Weniger erfreulich gestaltet sich in unseren Augen das Thema „Dorfentwicklung“. Nur für den Ortsteil Rheurdt und ohne Berücksichtigung von Schaephuysen soll herausgefunden werden, was der Bürgerschaft in Sachen Dorfentwicklungsplanung am Herzen liegt. So weit so gut –  es ist ja die Bürgerschaft gefragt!???

Wir sind sehr skeptisch über den Verlauf, den die ganze Sache nimmt. Einmal abgesehen von der hinreichend begründeten anderen Auffassung die wir Grünen zur „Weichen-stellenden“ Auftragsvergabe an den Architekten haben, meinen wir: Methodische Fehler liegen zugrunde und  fehlende Zielausrichtung des Gemeinderates zu einem Dorfentwicklungskonzept führt dazu, dass schlussendlich wenig belastbare Ergebnisse erzielt werden. Im Sinne des Wirtschaftsförderungsthemas „Stärkung des Wir-Gefühls“ das Ganze lediglich umzuetikettieren in „Dorfentwicklung“ reicht nicht aus. Wir fragen uns, ob das hinterliegende  alleinige Ziel lautet, einen neuen „Dorfkern Rheurdt“ zu entwickeln, bei dem die jetzige Nutzung des Schulgebäudes stört? Arbeiten sie unabhängig von der Akzeptanz der Bürgerschaft ihren Bau-Entwicklungsplan ab? Dies mag den Bauträgern dienen, wegen hastiger Beratungsverfahren ist aber keineswegs sichergestellt, dass wichtige Zukunftsaufgaben auch umgesetzt werden. Ob das Ganze nun  auch hinsichtlich legitimer Anliegen beispielsweise der Schaephuysener Bürgerschaft Akzeptanz finden kann, scheint der schwierige Teil Ihrer Abwägungen zu werden.

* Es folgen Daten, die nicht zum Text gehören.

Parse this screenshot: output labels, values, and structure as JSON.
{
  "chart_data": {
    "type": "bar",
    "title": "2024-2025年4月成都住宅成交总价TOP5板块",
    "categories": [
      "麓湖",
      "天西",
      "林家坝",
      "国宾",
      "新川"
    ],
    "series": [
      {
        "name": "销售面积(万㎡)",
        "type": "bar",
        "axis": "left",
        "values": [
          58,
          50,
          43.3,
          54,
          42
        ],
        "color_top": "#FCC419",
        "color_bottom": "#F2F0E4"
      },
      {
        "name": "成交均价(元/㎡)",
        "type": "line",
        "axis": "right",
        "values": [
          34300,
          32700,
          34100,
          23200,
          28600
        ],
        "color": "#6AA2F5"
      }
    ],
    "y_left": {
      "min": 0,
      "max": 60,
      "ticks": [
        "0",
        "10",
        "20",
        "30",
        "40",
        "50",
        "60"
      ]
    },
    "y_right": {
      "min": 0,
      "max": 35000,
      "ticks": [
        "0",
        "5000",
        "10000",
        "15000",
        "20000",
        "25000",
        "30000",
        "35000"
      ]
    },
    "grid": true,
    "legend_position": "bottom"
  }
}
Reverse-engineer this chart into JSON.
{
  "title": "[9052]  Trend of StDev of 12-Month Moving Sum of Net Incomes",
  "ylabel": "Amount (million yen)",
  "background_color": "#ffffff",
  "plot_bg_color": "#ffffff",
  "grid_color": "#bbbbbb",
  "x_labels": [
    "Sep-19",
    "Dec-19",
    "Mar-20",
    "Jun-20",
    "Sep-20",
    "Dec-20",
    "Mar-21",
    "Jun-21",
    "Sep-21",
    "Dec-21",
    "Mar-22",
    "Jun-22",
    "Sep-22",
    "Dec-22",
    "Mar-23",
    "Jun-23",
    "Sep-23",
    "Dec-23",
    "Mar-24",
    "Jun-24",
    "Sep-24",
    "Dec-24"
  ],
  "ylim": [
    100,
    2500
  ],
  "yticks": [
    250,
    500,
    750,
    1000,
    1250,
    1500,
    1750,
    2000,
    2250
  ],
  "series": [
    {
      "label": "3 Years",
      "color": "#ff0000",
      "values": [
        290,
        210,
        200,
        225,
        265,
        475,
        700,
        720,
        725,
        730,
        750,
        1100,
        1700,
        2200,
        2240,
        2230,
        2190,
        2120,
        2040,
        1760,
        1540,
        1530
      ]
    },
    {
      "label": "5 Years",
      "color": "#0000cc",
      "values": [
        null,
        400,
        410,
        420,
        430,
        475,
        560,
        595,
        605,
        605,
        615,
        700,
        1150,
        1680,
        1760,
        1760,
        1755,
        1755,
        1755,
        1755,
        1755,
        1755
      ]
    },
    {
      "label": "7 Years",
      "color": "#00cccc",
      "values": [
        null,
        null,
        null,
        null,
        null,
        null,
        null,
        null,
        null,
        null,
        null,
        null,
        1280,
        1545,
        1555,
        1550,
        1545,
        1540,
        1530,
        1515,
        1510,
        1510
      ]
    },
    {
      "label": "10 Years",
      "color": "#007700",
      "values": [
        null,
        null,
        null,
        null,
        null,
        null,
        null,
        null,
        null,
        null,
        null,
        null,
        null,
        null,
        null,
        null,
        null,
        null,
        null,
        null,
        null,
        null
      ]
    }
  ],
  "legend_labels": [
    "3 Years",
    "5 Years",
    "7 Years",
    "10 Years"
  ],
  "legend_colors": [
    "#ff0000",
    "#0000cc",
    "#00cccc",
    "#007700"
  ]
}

Der gewählte Weg ist falsch. Ein Dorfentwicklungsplan muss die gleichberechtigten und gut begründeten legitimen Interessen beider Ortsteile berücksichtigen, darf Prioritäten setzen, muss aber auch Unverzichtbares identifizieren. Das ist in diesem Verfahren überhaupt nicht gegeben.

Ich wiederhole in dieser Rede nicht unsere Auffassung

– zur knappsten aller möglichen Informationen über Maßnahmen des Haushaltsplanes

  und

– zur Notwendigkeit einer Investition in Bildung und Jugendarbeit.

Dies ist nachlesbar und unverändert gültig wie in den vergangenen Jahren.

Im Übrigen gilt für uns in diesem Jahr: Wo nichts mehr zu gestalten bleibt, werden die gesetzlichen Pflichtaufgaben erfüllt. Wir sind zuversichtlich, dass der verbleibende Spielraum der Verwaltung die Arbeit ermöglicht. Natürlich sind wir gespannt, was an neuen Einsparvorschlägen zum nächsten geplanten freiwilligen Haushaltskonzept vorgelegt werden wird. Wir werden dem Haushalt zustimmen.

 

Wir danken dem neuen Kämmerer, Herrn Schüren, für Beratungen in angenehmer Atmosphäre.

Wir bedanken uns auch bei der Verwaltung und bei dem Bürgermeister für die geleistete Arbeit und die Zusammenarbeit und wünschen Ihnen und ihren Familien Gesundheit und fried­liche Weihnachtstage.

 

Ich danke Ihnen für Ihre Aufmerksamkeit.